Sixth, AIDS, TB, and malaria are complex health conditions that require flexibility in program operations. PEPFAR began operations more than three years ago with multiple funding "directives" or "authorities." Directives are an important legislative tool to "direct" executive branch implementation activities. The AIDS orphan and vulnerable children directives had immediate impact on the ground in Africa.

However, directives may sometimes have unintended operational consequences. A case in point is the ABC prevention concept incorporated in the original PEPFAR legislation. As noted by Senator Lugar while introducing the PEPFAR reauthorization bill, the current directive to spend at least 33 percent of all PEPFAR resources on prevention activities led to a situation whereby the implementation of the concurrent directive on abstinence programs "had the effect of squeezing funding for prevention activities that had nothing to do with sexual prevention." According to Lugar, programs such as prevention of mother-to-child transmission and strategies to ensure blood transfusion safety suffered squeezed funding. Lugar is proposing restriction of the abstinence directive to programs that deal with prevention of sexual transmission of diseases.

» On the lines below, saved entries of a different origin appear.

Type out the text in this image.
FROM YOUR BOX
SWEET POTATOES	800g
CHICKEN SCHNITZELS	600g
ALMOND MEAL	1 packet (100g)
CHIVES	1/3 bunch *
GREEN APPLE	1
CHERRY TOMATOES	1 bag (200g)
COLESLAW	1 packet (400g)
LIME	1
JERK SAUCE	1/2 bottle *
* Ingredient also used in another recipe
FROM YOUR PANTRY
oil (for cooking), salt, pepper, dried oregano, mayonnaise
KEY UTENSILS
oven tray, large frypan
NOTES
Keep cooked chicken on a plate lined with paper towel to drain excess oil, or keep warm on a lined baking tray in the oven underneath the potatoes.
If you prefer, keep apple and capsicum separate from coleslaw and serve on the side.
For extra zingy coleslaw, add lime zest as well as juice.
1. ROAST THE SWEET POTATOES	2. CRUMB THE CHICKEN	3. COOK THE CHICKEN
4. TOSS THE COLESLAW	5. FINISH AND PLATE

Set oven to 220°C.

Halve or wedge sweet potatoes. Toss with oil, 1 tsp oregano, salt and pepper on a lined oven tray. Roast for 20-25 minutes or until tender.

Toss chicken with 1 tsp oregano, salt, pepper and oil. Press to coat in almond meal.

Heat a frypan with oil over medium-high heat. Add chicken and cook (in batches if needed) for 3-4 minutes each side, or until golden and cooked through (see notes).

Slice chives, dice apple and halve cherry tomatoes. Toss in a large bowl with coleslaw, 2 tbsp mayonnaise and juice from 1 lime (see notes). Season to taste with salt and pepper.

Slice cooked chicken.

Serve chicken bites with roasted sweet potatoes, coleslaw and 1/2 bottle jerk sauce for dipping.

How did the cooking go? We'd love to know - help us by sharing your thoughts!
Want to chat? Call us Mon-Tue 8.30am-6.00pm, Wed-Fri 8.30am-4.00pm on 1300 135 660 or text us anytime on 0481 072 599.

PEPFAR 2 requires operational flexibility as interventions move from short-term, "emergency" response to long-term "sustainability" strategies. Flexibility in program operations is also important as interventions shift from enhancing health system capacity to long-term strategies for deploying community-based preventive, treatment, and supportive care. Operational flexibility is also critical as the focus or recipient countries move from dependence on external support to the control of interventions in their countries.

Finally, the community-based system of care remains a fundamental weakness of internationally directed programs. The Congress is right continuously to ask tough questions regarding the impact of multibillion dollar funded programs in target communities around the world. The usual approach to international health programming is to focus on aggregate national data. However, it is known that huge geographical, social, economic, and cultural variation exist in many countries regarding risk status to specific communicable diseases.

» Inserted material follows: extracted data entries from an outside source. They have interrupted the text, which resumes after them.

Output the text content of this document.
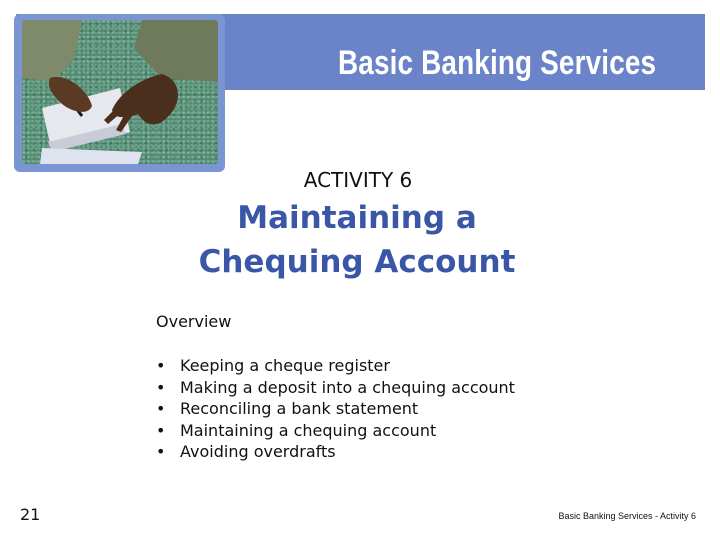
Basic Banking Services
ACTIVITY 6
Maintaining a
Chequing Account
Overview
• Keeping a cheque register
• Making a deposit into a chequing account
• Reconciling a bank statement
• Maintaining a chequing account
• Avoiding overdrafts
21	Basic Banking Services - Activity 6
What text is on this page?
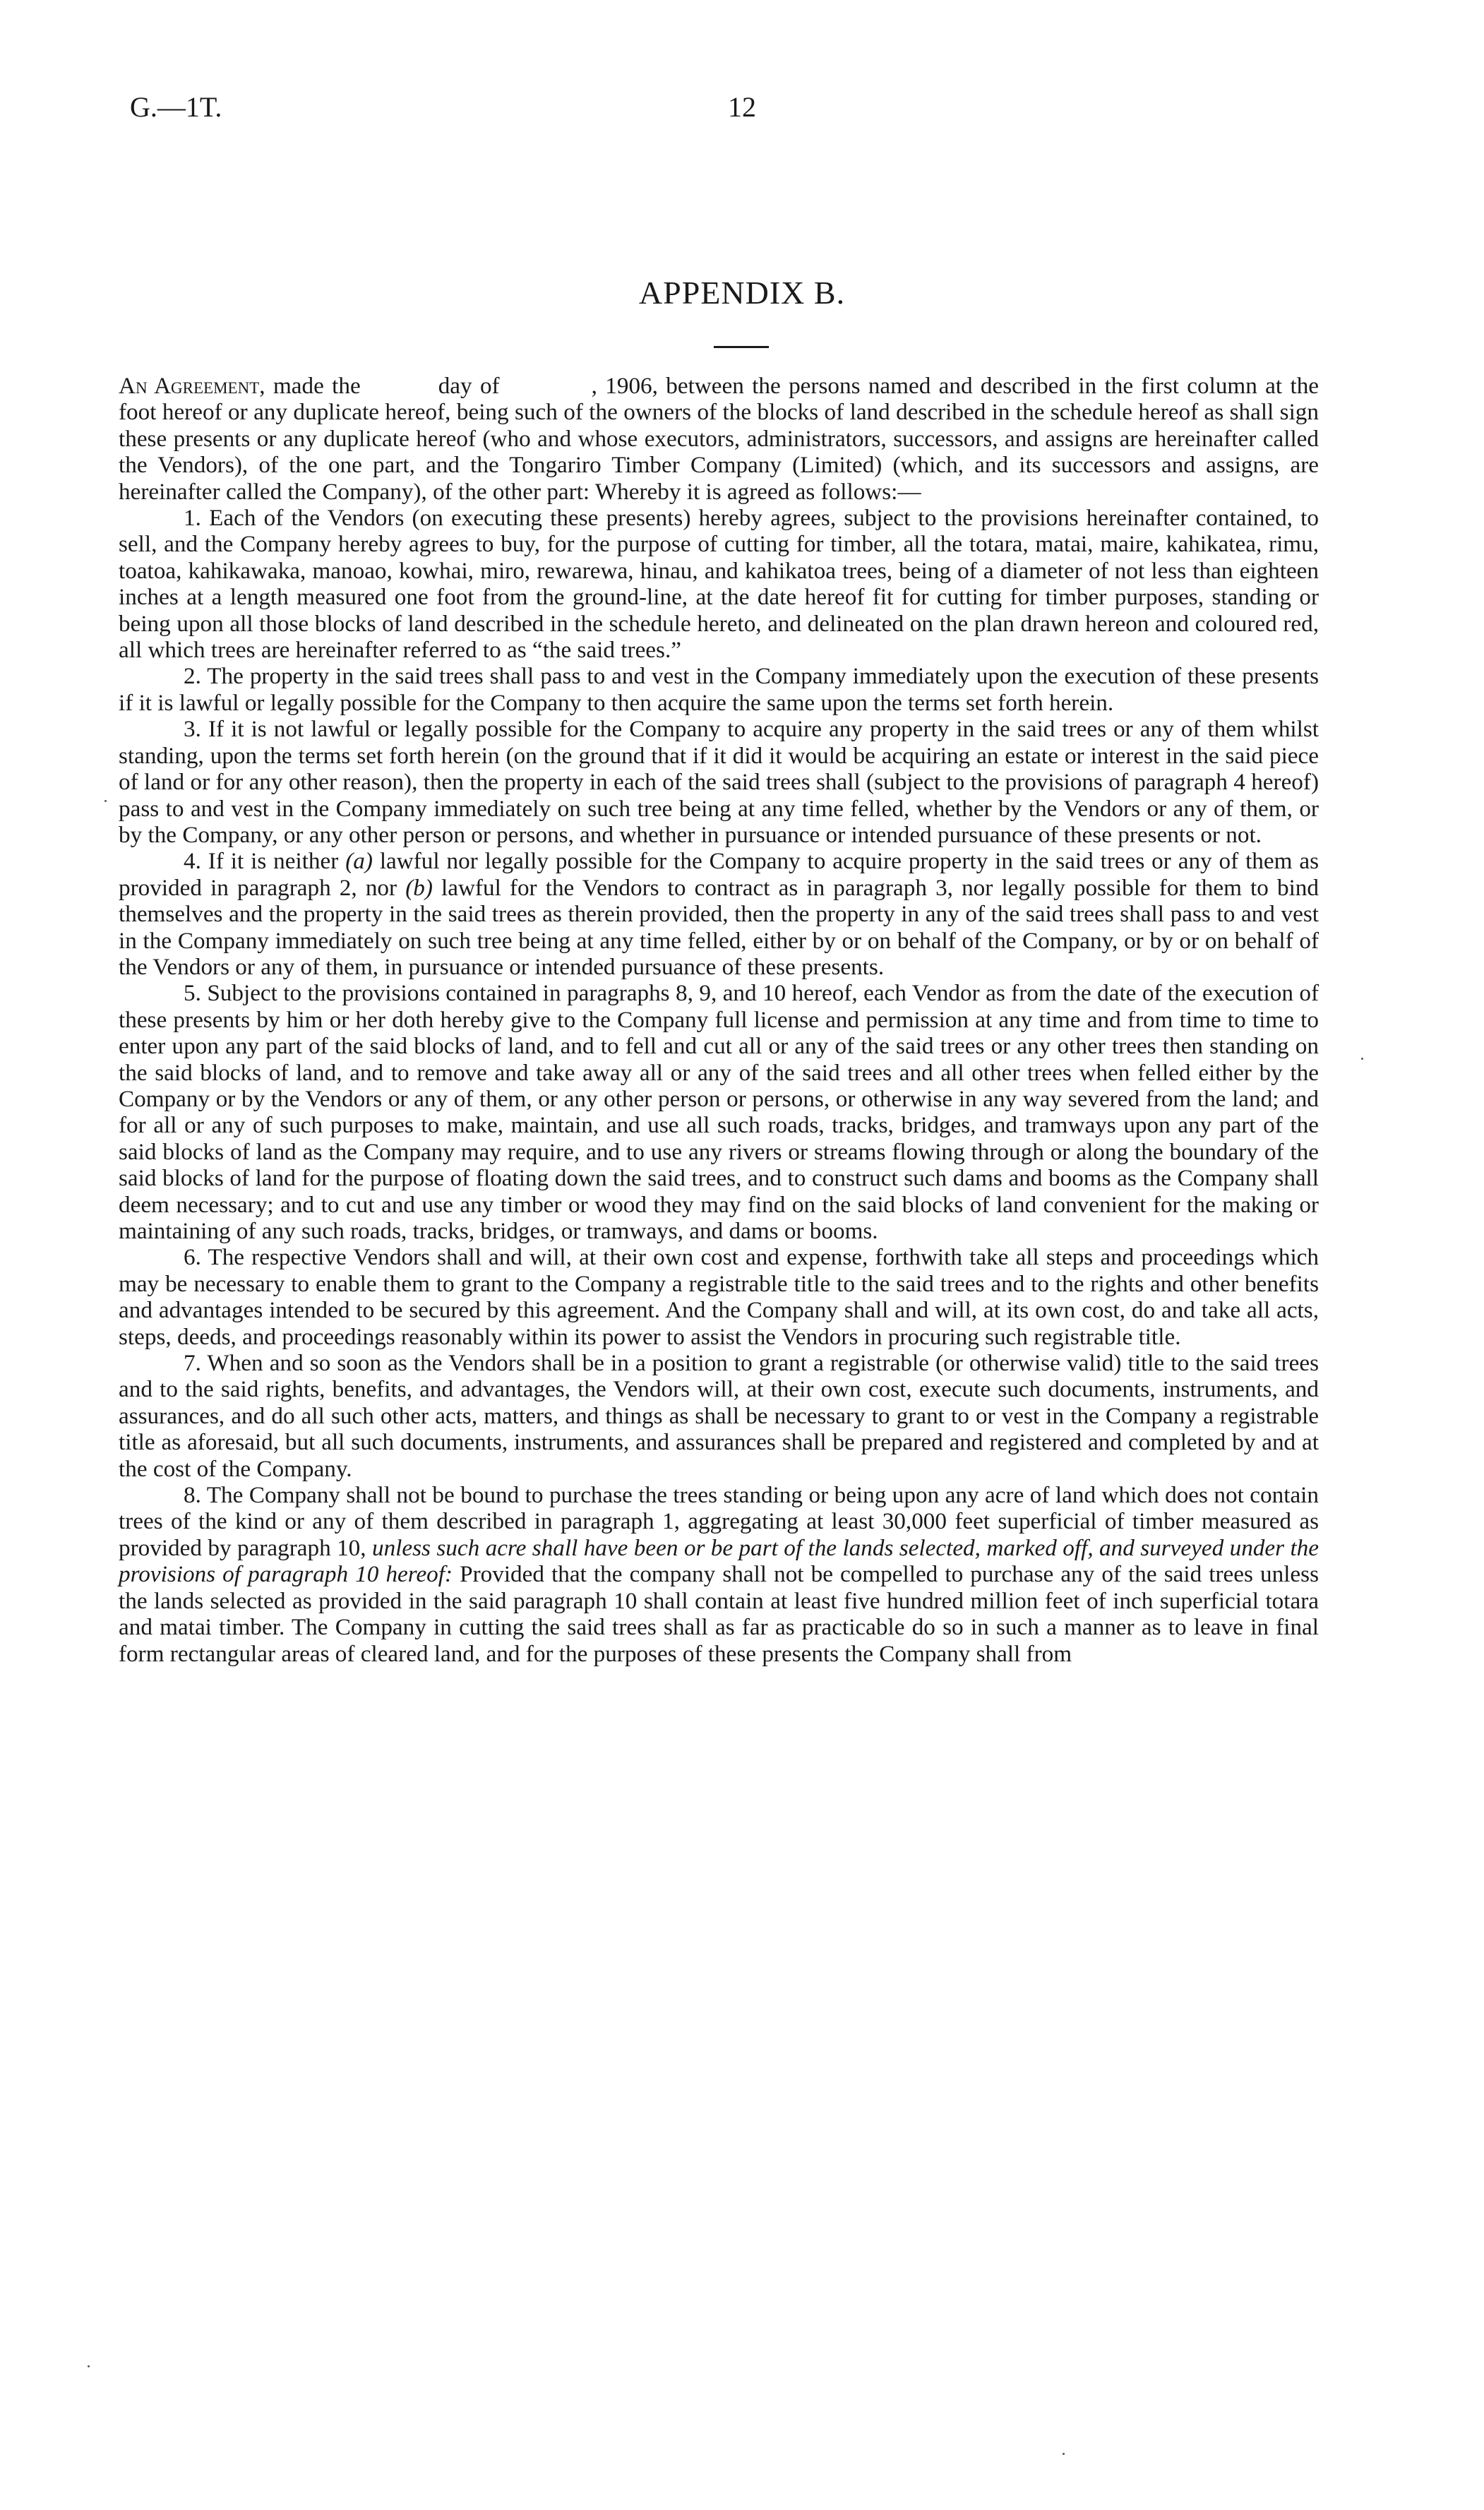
G.—1T.	12
APPENDIX B.

An Agreement, made the	day of	, 1906, between the persons named and described in the first column at the foot hereof or any duplicate hereof, being such of the owners of the blocks of land described in the schedule hereof as shall sign these presents or any duplicate hereof (who and whose executors, administrators, successors, and assigns are hereinafter called the Vendors), of the one part, and the Tongariro Timber Company (Limited) (which, and its successors and assigns, are hereinafter called the Company), of the other part: Whereby it is agreed as follows:—

1. Each of the Vendors (on executing these presents) hereby agrees, subject to the provisions hereinafter contained, to sell, and the Company hereby agrees to buy, for the purpose of cutting for timber, all the totara, matai, maire, kahikatea, rimu, toatoa, kahikawaka, manoao, kowhai, miro, rewarewa, hinau, and kahikatoa trees, being of a diameter of not less than eighteen inches at a length measured one foot from the ground-line, at the date hereof fit for cutting for timber purposes, standing or being upon all those blocks of land described in the schedule hereto, and delineated on the plan drawn hereon and coloured red, all which trees are hereinafter referred to as “the said trees.”

2. The property in the said trees shall pass to and vest in the Company immediately upon the execution of these presents if it is lawful or legally possible for the Company to then acquire the same upon the terms set forth herein.

3. If it is not lawful or legally possible for the Company to acquire any property in the said trees or any of them whilst standing, upon the terms set forth herein (on the ground that if it did it would be acquiring an estate or interest in the said piece of land or for any other reason), then the property in each of the said trees shall (subject to the provisions of paragraph 4 hereof) pass to and vest in the Company immediately on such tree being at any time felled, whether by the Vendors or any of them, or by the Company, or any other person or persons, and whether in pursuance or intended pursuance of these presents or not.

4. If it is neither (a) lawful nor legally possible for the Company to acquire property in the said trees or any of them as provided in paragraph 2, nor (b) lawful for the Vendors to contract as in paragraph 3, nor legally possible for them to bind themselves and the property in the said trees as therein provided, then the property in any of the said trees shall pass to and vest in the Company immediately on such tree being at any time felled, either by or on behalf of the Company, or by or on behalf of the Vendors or any of them, in pursuance or intended pursuance of these presents.

5. Subject to the provisions contained in paragraphs 8, 9, and 10 hereof, each Vendor as from the date of the execution of these presents by him or her doth hereby give to the Company full license and permission at any time and from time to time to enter upon any part of the said blocks of land, and to fell and cut all or any of the said trees or any other trees then standing on the said blocks of land, and to remove and take away all or any of the said trees and all other trees when felled either by the Company or by the Vendors or any of them, or any other person or persons, or otherwise in any way severed from the land; and for all or any of such purposes to make, maintain, and use all such roads, tracks, bridges, and tramways upon any part of the said blocks of land as the Company may require, and to use any rivers or streams flowing through or along the boundary of the said blocks of land for the purpose of floating down the said trees, and to construct such dams and booms as the Company shall deem necessary; and to cut and use any timber or wood they may find on the said blocks of land convenient for the making or maintaining of any such roads, tracks, bridges, or tramways, and dams or booms.

6. The respective Vendors shall and will, at their own cost and expense, forthwith take all steps and proceedings which may be necessary to enable them to grant to the Company a registrable title to the said trees and to the rights and other benefits and advantages intended to be secured by this agreement. And the Company shall and will, at its own cost, do and take all acts, steps, deeds, and proceedings reasonably within its power to assist the Vendors in procuring such registrable title.

7. When and so soon as the Vendors shall be in a position to grant a registrable (or otherwise valid) title to the said trees and to the said rights, benefits, and advantages, the Vendors will, at their own cost, execute such documents, instruments, and assurances, and do all such other acts, matters, and things as shall be necessary to grant to or vest in the Company a registrable title as aforesaid, but all such documents, instruments, and assurances shall be prepared and registered and completed by and at the cost of the Company.

8. The Company shall not be bound to purchase the trees standing or being upon any acre of land which does not contain trees of the kind or any of them described in paragraph 1, aggregating at least 30,000 feet superficial of timber measured as provided by paragraph 10, unless such acre shall have been or be part of the lands selected, marked off, and surveyed under the provisions of paragraph 10 hereof: Provided that the company shall not be compelled to purchase any of the said trees unless the lands selected as provided in the said paragraph 10 shall contain at least five hundred million feet of inch superficial totara and matai timber. The Company in cutting the said trees shall as far as practicable do so in such a manner as to leave in final form rectangular areas of cleared land, and for the purposes of these presents the Company shall from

As a bilateral program, PEPAR is focused on national data. However, H.I.V./AIDS is a deeply personal health issue. TB and malaria are also personal. It is important for PEPFAR to demonstrate sustained impact at personal levels, especially among individuals or families infected or affected by H.I.V./AIDS, TB, and malaria. PEPFAR 2 should include support for community-based health services. This support should include health system improvements at primary health care and health clinic levels, including infrastructure support; community-based information, education, and communication campaigns; community-based monitoring and evaluation programs, including the use of independent monitors; and a valid documentation of the baseline and trend indicators regarding the knowledge, attitude, and perception (KAP) of at-risk populations on the effectiveness of intervention programs. The community-based strategy should also include collaboration with other ongoing focus country initiatives on poverty alleviation, gender equity, and boy/girl education.

The global fight against H.I.V./AIDS, TB, and malaria will be won one person, one family at a time. The reauthorization of the PEPFAR program creates opportunities to realign the strategic focus from an "emergency" response to a long-term intervention program with a major emphasis on community-based services.